As my wise companion sitting beside me observes: “When we booked our tickets three days ago, the train was almost booked out. Could Irish Rail not see that and add more carriages?”
She and her friends are students in Dublin and clearly have become inured to the foibles of Irish Rail.
“They don’t seem to cop on that when there is clear demand they should respond with more carriages,” her friend says.
“You wouldn’t want to need to go to the loo in a hurry,” a woman says across the aisle.
 
Crackly voice
We are sitting in Roscommon when a crackly voice comes over the intercom. There’s an apology and a bus from Athlone for all those people who don’t have seats.
Crisis averted, it seems.
But as my student companion observes: “Why didn’t they just put in enough carriages in the first place?”
So we have crossed the Shannon and we can breathe again. There is a mass exodus in Athlone for that eleventh-hour miracle of a bus. However, all the good-humoured students heading to the big shmoke for some revelling stay aboard – seats or no seats. Ballina boys Matthew Walsh, Dillon Kelly and Peter Timlin are having a great chat about school and holidays and girls. Of course, there’s talk about Mayo football, too – well, they haven’t gone away, you know.
Peter Timlin says: “This is really shocking for older people. I don’t get how if they see the train is heavily booked online, why they can’t add more carriages. It’s crazy.”
Eureka.
We’re stopped in Tullamore and the boys have been offered a seat by an escaping mammy and her babes in arms. But ochón, only minutes later they are back standing as the legal entitlees arrive onboard with rucksacks and bags.
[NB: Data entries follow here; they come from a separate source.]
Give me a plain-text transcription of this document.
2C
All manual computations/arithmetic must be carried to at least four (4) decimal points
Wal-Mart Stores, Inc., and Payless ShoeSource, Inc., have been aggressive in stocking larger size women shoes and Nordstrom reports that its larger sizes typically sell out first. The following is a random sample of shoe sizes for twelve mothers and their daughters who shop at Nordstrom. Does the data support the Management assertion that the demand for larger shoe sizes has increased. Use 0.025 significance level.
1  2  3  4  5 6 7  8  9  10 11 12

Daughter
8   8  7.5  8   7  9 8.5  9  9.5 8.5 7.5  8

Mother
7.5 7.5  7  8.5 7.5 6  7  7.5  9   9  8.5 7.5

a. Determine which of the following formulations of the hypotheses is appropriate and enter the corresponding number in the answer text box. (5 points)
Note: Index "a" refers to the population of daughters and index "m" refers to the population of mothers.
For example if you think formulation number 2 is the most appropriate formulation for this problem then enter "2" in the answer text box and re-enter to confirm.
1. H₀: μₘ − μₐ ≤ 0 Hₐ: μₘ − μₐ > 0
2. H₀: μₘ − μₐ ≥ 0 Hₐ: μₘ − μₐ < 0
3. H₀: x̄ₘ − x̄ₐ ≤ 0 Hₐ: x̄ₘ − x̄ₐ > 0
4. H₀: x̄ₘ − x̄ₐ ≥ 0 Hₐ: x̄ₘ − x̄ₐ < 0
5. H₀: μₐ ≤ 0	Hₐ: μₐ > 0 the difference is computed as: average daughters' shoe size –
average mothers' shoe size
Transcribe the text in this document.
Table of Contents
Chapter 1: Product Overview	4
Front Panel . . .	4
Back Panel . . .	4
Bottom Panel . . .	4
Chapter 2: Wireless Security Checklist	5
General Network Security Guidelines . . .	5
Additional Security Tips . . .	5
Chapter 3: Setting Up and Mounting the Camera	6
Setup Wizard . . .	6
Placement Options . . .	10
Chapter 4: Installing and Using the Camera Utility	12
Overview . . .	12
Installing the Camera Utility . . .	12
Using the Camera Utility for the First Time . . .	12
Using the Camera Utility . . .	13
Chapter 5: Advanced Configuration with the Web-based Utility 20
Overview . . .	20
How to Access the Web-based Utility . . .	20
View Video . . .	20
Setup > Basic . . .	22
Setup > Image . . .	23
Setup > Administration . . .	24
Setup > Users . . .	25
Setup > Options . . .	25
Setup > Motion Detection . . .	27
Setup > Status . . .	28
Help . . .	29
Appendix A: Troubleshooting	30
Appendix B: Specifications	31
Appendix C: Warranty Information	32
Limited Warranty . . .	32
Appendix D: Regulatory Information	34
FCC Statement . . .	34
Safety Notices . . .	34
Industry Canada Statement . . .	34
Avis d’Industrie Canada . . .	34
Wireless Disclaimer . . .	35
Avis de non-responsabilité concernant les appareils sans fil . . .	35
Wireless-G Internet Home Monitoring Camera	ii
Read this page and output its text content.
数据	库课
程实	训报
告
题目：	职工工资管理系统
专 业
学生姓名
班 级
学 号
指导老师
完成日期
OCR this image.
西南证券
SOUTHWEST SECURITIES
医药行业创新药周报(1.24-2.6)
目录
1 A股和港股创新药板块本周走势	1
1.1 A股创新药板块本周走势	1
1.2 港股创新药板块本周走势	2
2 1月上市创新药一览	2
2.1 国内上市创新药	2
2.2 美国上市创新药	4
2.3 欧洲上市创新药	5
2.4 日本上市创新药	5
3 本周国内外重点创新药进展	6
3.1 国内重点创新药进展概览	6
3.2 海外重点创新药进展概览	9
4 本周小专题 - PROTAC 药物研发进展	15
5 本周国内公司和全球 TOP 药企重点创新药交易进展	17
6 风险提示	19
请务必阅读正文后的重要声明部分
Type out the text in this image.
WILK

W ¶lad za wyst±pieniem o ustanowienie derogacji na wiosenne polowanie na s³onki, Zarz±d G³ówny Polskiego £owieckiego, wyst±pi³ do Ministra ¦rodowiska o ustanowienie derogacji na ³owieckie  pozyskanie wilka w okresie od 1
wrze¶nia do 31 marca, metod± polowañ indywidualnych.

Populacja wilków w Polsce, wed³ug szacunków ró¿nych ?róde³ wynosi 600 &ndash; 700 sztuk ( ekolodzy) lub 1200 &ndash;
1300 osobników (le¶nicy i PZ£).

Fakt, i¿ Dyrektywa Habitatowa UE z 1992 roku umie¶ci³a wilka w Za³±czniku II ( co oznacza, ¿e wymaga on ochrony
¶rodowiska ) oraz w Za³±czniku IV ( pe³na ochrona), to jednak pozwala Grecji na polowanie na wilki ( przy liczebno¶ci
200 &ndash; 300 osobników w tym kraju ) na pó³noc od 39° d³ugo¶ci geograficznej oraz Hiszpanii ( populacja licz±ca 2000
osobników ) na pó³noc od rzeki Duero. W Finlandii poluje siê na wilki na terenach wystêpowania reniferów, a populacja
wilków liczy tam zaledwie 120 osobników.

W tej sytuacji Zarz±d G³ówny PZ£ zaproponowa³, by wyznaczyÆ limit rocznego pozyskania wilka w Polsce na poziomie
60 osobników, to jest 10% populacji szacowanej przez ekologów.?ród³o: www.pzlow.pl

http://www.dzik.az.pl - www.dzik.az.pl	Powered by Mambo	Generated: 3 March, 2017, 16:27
The laughter continues as they work out how to get across the city from Heuston to the RDS. Should they, perhaps, stop along the way for some libation?
Meanwhile, way back in the Wild West, one local politician is pretty pissed off. Westport Fianna Fáil councillor Brendan Mulroy, who took to the airwaves after he survived last Sunday’s iron horse pilgrimage from Mayo, texts this disgruntled passenger: “I am shocked that Irish Rail have not taken the warning of last weekend seriously. I have contacted the HSA again this morning. An urgent investigation needs to take place.”
And, for this weary public transport traveller, there is the soothing thought of a medicinal lunchtime brandy in the bar at Heuston. The overcrowded train is running almost on time for my connection to Cork Kent at 2pm. Alleluia.